Jay Wasson (born October 24, 1956) is an American politician and businessman who served as a member of the Missouri Senate for the 20th district from 2011 to 2019. Previously, Wasson served four terms in the Missouri House of Representatives (2002–2010).

==Early life and education==
Born in nearby Springfield, Jay Wasson was raised in Nixa, Missouri. His ancestors settled in Nixa in 1867. After graduation from Nixa Public High School in 1974, Wasson attended Drury University.

==Career==
Outside of politics, Wasson works as a real estate developer. He is also a company officer for St. John's Health Systems, Inc.

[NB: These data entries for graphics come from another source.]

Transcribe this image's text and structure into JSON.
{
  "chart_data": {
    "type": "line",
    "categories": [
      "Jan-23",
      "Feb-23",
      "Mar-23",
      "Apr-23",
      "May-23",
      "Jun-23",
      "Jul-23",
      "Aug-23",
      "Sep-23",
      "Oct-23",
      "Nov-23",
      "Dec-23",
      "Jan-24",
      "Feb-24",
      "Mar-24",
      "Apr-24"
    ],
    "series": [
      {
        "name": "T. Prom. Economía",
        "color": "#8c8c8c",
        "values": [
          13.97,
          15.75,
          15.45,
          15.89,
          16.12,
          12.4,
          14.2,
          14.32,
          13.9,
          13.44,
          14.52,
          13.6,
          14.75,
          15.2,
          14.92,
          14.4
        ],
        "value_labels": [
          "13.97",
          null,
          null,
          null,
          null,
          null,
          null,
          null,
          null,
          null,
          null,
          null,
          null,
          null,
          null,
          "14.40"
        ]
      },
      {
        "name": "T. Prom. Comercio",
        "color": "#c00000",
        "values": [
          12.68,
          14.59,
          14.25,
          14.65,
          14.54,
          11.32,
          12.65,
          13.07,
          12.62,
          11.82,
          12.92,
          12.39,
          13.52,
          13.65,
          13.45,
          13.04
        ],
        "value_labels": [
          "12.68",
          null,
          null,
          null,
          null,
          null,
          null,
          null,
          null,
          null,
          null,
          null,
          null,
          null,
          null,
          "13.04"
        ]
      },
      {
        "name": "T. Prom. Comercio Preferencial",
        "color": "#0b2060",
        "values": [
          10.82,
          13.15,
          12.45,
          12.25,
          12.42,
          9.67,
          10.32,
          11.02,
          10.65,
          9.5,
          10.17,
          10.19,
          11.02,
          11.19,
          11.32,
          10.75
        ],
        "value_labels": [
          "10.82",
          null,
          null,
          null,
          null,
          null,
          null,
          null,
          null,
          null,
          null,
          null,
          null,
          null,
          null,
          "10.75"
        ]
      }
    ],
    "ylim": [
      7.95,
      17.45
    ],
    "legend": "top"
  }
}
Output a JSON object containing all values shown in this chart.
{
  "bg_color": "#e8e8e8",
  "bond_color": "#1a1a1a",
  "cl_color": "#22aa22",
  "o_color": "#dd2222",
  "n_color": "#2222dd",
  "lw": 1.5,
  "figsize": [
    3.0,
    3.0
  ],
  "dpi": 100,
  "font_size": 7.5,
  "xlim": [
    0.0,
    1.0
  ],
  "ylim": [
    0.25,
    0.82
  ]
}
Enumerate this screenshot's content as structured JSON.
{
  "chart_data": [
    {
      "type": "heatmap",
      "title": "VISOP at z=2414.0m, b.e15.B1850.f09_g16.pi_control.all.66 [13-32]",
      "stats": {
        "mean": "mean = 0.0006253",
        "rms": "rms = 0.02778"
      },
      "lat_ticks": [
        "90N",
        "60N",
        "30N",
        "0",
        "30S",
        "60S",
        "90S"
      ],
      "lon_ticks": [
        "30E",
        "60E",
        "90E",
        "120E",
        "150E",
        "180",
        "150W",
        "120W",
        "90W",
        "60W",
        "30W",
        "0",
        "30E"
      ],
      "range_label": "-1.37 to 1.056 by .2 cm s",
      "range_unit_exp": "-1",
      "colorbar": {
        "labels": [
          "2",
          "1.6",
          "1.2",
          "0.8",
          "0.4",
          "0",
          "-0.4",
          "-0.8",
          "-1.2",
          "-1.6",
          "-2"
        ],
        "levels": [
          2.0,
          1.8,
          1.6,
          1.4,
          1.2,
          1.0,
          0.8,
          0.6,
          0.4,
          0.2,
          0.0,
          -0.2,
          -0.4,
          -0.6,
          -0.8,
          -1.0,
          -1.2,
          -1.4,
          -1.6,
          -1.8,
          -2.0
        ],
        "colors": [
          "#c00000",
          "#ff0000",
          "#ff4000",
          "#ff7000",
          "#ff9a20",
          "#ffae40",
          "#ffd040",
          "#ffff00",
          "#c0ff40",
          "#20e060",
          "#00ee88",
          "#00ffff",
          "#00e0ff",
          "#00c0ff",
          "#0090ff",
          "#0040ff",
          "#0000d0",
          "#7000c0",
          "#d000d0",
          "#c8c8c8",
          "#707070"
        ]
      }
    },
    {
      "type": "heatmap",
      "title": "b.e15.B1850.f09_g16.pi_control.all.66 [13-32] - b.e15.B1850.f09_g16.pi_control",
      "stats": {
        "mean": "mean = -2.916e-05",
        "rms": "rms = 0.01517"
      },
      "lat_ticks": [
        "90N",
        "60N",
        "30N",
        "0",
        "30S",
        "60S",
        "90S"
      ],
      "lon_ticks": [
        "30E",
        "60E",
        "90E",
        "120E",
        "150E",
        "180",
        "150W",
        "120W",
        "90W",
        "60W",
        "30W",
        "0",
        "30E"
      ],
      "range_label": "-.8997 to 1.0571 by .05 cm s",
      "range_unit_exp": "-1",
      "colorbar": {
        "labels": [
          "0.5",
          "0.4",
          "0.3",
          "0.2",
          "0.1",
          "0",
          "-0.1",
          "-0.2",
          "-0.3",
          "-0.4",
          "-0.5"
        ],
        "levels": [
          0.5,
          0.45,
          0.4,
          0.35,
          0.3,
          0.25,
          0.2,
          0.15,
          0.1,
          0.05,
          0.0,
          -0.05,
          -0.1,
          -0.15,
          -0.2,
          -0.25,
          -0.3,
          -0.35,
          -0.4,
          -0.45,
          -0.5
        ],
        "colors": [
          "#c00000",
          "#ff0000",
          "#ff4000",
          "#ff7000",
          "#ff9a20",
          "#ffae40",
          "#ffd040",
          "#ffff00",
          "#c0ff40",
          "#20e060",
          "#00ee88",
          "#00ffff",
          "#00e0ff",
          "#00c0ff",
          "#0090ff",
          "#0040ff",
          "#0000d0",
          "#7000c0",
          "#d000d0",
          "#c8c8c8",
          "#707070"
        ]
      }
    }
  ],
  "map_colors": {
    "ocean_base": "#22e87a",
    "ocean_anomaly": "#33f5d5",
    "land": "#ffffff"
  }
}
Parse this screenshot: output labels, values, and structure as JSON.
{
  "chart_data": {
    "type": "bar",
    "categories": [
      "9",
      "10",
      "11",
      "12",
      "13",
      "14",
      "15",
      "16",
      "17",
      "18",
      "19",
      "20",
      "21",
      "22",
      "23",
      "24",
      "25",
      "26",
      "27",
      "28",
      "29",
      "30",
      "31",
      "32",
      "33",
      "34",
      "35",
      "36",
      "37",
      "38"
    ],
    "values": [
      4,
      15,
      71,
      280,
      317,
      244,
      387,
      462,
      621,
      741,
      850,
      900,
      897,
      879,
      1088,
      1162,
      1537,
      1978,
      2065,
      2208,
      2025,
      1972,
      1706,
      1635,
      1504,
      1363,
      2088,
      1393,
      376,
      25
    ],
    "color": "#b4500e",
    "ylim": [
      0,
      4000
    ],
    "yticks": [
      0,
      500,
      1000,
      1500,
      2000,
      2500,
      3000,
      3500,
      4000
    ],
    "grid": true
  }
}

=== Missouri Legislature ===
Wasson first entered statewide politics in 2002, winning the first of four consecutive terms to the Missouri House of Representatives. Term-limited by Missouri law from running for Representative again, Wasson mounted a successful campaign in 2010 for the Missouri Senate, defeating Democrat Terry Traw to replace term-limited Senator Dan Clemens. During his tenure in the Senate, Wasson served as chair of the Economic Development Committee.

=== 2022 congressional election ===

In September 2021, Wasson declared his candidacy for Missouri's 7th congressional district in the 2022 election.

==Personal life==
Wasson and his wife, Retha, live in Nixa.